Households which could be supplied with the energy generated by the project

No. of households

Electrical Energy Efficiency achieved


Thermal Energy Efficiency achieved


Environmental, Social and Governance (ESG) Policy 

The Investment Manager manages and monitors the Fund’s portfolio of investments by applying its sustainability and ESG policy that is made available to investors upon request and accessible on the Investment Manager’s website on the link set out in Section 6.8 above (ESG Policy). In accordance with the ESG Policy, the Investment Manager is relying on the United Nations Development Goals (SDGs) and the Principles for Responsible Investment supported by the United Nations (PRI) as frameworks to structure their corporate and investment activities.

The Investment Manager has established a ‘Sustainability and ESG Committee’ which is responsible for shaping and steering the Investment Manager’s approach to sustainability, developing vision and strategy and ensuring that sustainability and ESG considerations and frameworks that are incorporated into the Investment Manager’s investment processes and asset management activities are appropriate and market leading. Details on the composition and functioning of the Sustainability and ESG Committee are available in the ESG Policy.

The Investment Manager is a signatory to the PRI and is required to submit an annual assessment that grades the business’ performance across three different modules: strategy and governance; infrastructure and private equity. Therefore, all investment decisions taken by the Investment Manager must factor in, and remain true to, the PRI Principles. The Investment Manager’s adherence to these principles is assessed on an annual basis by the PRI.

The SDGs also represent a key driver of the Investment Manager’s investment and corporate activities. The SDGs are a list of 17 goals that seek to mobilise the international community to bring about an end to poverty and protect the planet. Across the spectrum of its activity, the Investment Manager sees itself as contributing most comprehensively to the following SDGs with respect to infrastructure: good health and well-being, affordable and clean energy, industry, innovation and infrastructure, climate action and life on land. The Investment Manager also aligns itself with a number of other external sustainability and ESG focused organisations which are listed in the ESG Policy.
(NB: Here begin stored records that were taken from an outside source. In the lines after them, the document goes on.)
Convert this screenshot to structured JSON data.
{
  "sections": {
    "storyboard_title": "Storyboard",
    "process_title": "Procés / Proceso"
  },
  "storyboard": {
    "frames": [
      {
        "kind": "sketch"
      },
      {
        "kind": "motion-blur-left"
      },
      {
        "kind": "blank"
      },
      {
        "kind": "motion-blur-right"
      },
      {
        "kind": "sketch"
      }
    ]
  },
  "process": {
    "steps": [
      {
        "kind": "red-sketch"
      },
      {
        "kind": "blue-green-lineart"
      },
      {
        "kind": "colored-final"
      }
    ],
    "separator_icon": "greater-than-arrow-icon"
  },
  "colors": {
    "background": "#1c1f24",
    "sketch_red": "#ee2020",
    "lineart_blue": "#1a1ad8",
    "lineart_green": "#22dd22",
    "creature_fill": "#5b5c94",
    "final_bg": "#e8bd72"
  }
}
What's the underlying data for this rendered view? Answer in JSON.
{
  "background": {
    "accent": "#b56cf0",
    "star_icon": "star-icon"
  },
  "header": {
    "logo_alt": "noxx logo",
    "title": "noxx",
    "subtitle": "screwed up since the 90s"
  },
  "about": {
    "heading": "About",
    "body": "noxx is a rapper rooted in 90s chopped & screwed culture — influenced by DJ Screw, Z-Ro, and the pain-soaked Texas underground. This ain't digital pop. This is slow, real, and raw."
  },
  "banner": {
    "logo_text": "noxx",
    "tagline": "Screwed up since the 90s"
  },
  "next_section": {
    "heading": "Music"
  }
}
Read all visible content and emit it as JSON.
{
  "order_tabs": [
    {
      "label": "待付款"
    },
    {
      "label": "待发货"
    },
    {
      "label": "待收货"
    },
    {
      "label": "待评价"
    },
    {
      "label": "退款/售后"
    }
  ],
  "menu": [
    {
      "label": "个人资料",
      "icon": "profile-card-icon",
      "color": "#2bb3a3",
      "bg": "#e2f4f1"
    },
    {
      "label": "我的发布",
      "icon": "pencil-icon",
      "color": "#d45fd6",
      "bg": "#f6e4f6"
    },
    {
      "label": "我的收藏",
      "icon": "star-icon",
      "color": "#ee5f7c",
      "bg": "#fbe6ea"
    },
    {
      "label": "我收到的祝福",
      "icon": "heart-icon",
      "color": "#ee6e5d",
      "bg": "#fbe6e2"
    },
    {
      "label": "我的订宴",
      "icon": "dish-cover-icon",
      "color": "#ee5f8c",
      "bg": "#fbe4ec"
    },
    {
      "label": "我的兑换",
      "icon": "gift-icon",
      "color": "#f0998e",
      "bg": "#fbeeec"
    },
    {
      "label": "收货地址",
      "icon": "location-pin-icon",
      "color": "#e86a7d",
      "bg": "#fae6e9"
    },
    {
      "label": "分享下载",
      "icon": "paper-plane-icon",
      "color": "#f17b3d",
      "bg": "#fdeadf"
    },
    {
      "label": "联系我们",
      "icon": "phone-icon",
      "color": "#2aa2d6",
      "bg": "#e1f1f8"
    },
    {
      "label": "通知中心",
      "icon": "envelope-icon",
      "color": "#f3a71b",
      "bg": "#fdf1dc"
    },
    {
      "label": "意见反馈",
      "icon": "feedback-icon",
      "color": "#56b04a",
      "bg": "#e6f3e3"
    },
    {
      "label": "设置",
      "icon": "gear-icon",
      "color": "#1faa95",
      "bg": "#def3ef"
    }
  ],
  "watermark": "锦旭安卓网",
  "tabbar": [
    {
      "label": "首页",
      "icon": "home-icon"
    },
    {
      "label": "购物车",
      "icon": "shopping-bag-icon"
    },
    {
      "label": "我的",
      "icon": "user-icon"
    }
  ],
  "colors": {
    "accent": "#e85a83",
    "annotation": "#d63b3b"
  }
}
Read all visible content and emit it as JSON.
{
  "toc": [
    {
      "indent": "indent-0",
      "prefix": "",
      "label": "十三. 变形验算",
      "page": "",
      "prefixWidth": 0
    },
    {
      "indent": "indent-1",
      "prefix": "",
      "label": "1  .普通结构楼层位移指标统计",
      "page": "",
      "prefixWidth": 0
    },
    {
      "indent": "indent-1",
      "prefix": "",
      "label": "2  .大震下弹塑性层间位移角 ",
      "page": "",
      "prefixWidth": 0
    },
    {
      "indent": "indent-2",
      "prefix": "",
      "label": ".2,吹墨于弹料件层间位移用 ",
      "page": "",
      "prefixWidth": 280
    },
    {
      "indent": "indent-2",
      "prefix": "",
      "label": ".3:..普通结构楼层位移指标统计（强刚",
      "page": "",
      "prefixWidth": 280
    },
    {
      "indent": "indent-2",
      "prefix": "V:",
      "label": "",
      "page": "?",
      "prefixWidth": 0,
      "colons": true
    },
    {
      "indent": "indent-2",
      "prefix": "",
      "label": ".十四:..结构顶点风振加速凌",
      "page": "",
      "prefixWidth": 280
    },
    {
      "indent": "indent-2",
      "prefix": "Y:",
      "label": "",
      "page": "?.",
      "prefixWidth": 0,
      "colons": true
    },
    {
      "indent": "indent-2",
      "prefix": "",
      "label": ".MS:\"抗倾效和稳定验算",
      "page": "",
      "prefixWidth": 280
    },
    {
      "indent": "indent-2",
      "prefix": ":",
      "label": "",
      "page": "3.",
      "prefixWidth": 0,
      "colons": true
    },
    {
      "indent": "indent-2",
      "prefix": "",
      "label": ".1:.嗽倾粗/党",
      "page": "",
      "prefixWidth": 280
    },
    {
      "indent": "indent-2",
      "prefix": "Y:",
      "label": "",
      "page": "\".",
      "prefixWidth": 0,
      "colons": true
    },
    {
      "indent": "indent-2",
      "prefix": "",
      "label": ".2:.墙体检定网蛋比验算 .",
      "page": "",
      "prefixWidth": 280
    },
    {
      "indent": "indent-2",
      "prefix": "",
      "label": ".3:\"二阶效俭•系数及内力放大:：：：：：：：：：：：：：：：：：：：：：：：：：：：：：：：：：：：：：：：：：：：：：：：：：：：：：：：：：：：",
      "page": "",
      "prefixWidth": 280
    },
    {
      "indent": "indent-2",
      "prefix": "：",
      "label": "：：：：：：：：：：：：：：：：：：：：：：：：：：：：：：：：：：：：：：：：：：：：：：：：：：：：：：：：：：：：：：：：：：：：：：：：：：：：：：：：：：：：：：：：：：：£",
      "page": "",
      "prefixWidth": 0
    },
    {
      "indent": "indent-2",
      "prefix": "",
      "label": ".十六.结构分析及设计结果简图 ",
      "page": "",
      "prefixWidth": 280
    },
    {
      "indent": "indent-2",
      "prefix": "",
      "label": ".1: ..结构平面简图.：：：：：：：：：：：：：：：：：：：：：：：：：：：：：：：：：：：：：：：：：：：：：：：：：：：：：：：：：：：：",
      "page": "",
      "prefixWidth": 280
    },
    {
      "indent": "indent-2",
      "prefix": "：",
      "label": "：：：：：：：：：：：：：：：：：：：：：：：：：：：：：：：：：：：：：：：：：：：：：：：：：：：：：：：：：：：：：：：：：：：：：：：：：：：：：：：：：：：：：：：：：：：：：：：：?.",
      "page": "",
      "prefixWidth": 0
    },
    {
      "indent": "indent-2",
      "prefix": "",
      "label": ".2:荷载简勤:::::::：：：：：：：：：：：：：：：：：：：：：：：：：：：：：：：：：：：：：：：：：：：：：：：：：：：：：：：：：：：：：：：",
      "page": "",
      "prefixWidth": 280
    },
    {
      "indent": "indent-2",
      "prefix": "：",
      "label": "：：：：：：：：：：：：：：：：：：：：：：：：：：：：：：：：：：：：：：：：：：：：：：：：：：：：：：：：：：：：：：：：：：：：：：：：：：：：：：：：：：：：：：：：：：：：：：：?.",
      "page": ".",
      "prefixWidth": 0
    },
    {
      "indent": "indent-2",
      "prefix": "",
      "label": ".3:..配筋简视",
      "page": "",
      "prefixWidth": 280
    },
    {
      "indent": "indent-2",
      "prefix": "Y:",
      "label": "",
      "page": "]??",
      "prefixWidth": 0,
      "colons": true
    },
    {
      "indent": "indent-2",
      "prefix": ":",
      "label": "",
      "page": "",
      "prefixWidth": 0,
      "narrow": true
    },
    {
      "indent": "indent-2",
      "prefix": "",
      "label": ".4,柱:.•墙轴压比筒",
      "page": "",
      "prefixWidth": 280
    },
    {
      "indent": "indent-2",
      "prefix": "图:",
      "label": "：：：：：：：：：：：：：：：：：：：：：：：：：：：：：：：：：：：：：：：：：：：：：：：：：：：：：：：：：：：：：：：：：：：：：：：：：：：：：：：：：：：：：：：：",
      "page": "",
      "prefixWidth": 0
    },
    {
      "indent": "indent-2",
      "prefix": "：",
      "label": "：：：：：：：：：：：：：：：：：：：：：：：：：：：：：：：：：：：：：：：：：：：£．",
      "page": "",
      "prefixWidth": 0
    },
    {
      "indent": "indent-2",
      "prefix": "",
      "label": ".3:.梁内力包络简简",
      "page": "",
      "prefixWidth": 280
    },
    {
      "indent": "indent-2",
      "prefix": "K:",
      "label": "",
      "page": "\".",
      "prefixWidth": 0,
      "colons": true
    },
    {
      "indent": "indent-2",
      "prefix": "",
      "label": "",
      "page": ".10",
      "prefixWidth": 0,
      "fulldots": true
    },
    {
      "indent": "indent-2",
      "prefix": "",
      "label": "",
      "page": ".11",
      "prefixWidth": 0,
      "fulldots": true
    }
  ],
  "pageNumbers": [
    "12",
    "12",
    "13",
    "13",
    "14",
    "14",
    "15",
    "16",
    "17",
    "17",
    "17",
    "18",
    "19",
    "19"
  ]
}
In order to promote market-leading sustainability practices, the Investment Manager is required to develop a tailored approach to tracking, measuring, and reporting sustainability performance. This approach will continue to be assessed for appropriateness and updated as required. The Investment Manager implements a Corporate Social Responsibility (CSR) programme, as laid out in its ‘CSR Statement’ which is appended to the ESG Policy, through a comprehensive set of practices that are integrated into the Investment Manager’s wider business operations in order to achieve and promote sustainability activities. The Sustainability and ESG Committee is responsible for setting, reviewing, and monitoring corporate objectives in order to ascertain performance against specified CSR measures.